Yazılarınızı sürekli izliyorum. Yazılarınızda, ‘eğitimin önemine’ sıkça vurgu yapıyorsunuz. ‘Çocuklarımıza, sadece, iki kere ikinin dört ettiğini değil; onlara düşünmeyi, dinlemeyi, anlamayı, sevmeyi, paylaşmayı, araştırmayı, hayal etmeyi, üretmeyi… de öğretin…’ diyorsunuz.
Size katılıyorum, size hak veriyor, sizi takdirle karşılıyorum.
Haklısınız, eğitim ağırlıklı öğretim yapmıyoruz/yapamıyoruz.
Çünkü bize bunu da yaptırmıyorlar.
Çünkü düzen, eğitilmiş/disipline edilmiş çocuklar değil; sınavlarda soru çözen çocuklar/gençler istiyor.
Yani bize, öğrencilerimize, ‘ne tür davranışsal özellikler kazandırdığımız’ (hiçbir zaman) sorulmuyor.
Ya ne soruluyor?
‘Kaç soru çözdüğü, kaç puan aldığı…’ soruluyor.
Hal böyle olunca da çocuk, okul-dershane-özel öğretmen arasında, pinpon topuna dönüyor. (…)
Yazacak çok şey var Sayın Haboğlu, ancak sizi sıkmak, bunaltmak istemiyorum
Yazmayı sürdürsem, yazdıklarımı sonuna kadar ne siz okursunuz, ne de bu yazdıklarımı köşenize taşırsınız. (…)

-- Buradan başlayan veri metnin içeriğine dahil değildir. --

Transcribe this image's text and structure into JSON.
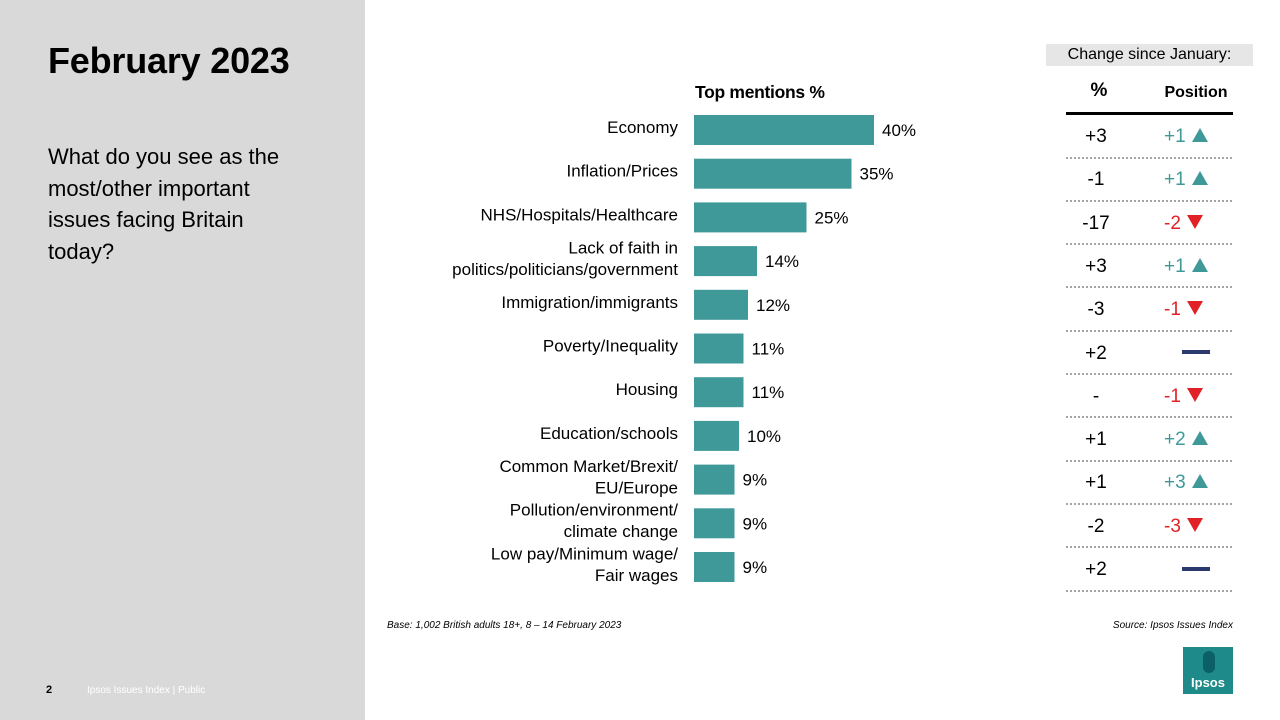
{
  "slide": {
    "title": "February 2023",
    "question": "What do you see as the most/other important issues facing Britain today?",
    "page_number": "2",
    "footer": "Ipsos Issues Index | Public",
    "base_note": "Base: 1,002 British adults 18+, 8 – 14 February 2023",
    "source_note": "Source: Ipsos Issues Index",
    "logo_text": "Ipsos"
  },
  "chart_data": {
    "type": "bar",
    "orientation": "horizontal",
    "title": "Top mentions %",
    "categories": [
      [
        "Economy"
      ],
      [
        "Inflation/Prices"
      ],
      [
        "NHS/Hospitals/Healthcare"
      ],
      [
        "Lack of faith in",
        "politics/politicians/government"
      ],
      [
        "Immigration/immigrants"
      ],
      [
        "Poverty/Inequality"
      ],
      [
        "Housing"
      ],
      [
        "Education/schools"
      ],
      [
        "Common Market/Brexit/",
        "EU/Europe"
      ],
      [
        "Pollution/environment/",
        "climate change"
      ],
      [
        "Low pay/Minimum wage/",
        "Fair wages"
      ]
    ],
    "values": [
      40,
      35,
      25,
      14,
      12,
      11,
      11,
      10,
      9,
      9,
      9
    ],
    "value_labels": [
      "40%",
      "35%",
      "25%",
      "14%",
      "12%",
      "11%",
      "11%",
      "10%",
      "9%",
      "9%",
      "9%"
    ],
    "bar_color": "#3f9999",
    "xlim": [
      0,
      40
    ],
    "grid": false
  },
  "change_table": {
    "header": "Change since January:",
    "col_pct": "%",
    "col_position": "Position",
    "rows": [
      {
        "pct": "+3",
        "position": "+1",
        "dir": "up"
      },
      {
        "pct": "-1",
        "position": "+1",
        "dir": "up"
      },
      {
        "pct": "-17",
        "position": "-2",
        "dir": "down"
      },
      {
        "pct": "+3",
        "position": "+1",
        "dir": "up"
      },
      {
        "pct": "-3",
        "position": "-1",
        "dir": "down"
      },
      {
        "pct": "+2",
        "position": "",
        "dir": "none"
      },
      {
        "pct": "-",
        "position": "-1",
        "dir": "down"
      },
      {
        "pct": "+1",
        "position": "+2",
        "dir": "up"
      },
      {
        "pct": "+1",
        "position": "+3",
        "dir": "up"
      },
      {
        "pct": "-2",
        "position": "-3",
        "dir": "down"
      },
      {
        "pct": "+2",
        "position": "",
        "dir": "none"
      }
    ]
  },
  "colors": {
    "up": "#3f9999",
    "down": "#e02226",
    "no_change": "#2b3a6e",
    "left_panel": "#d9d9d9"
  }
}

Son olarak şunu söylemek istiyorum.
Lütfen bir sabah herhangi bir okula gidip, gözlemleyin. Siz kendiniz, kendi gözünüzle görün. Eğer o okulun öğrencileri sabah ziliyle, düzgün sıralar halinde sınıflarına giriyor; öğle/akşam ziliyle de aynı disiplin içersinde evlerine dönüyorlar ise; o okulda eğitim de vardır, öğretim de. O okul; müdürüyle, öğretmeniyle, öğrencisiyle, velisiyle okul gibi okul olma gayreti içersindedir.
Yok aksi bir görüntü varsa, okul duvarları abuk sabuk yazılarla doldurulmuşsa, öğrencilerin yakası bir yerde, paçası bir yerde ise; o okulda (eğitim, tümden yoktur da) öğretim de yoktur. (…)
Yazarın Notu; Sevgili öğretmenimin 4 sayfadan oluşan görüş ve düşüncelerini, ancak bu kadar, kısaltıp, özetleyebildim. (Öğretmenim kusura bakmasın, birazını da sansürledim)
Öğretmenim, her bir gerçeği, insanın yüzüne yüzüne “dan… dan…” diye vururcasına söyleyip, yazmış.
Bunca sözün ardından, bize ne demek düşer ki…
Haklısın öğretmenim… Bu devletin, bu toplumun bir bireyi olarak, sizden, devletim adına özür dilerim.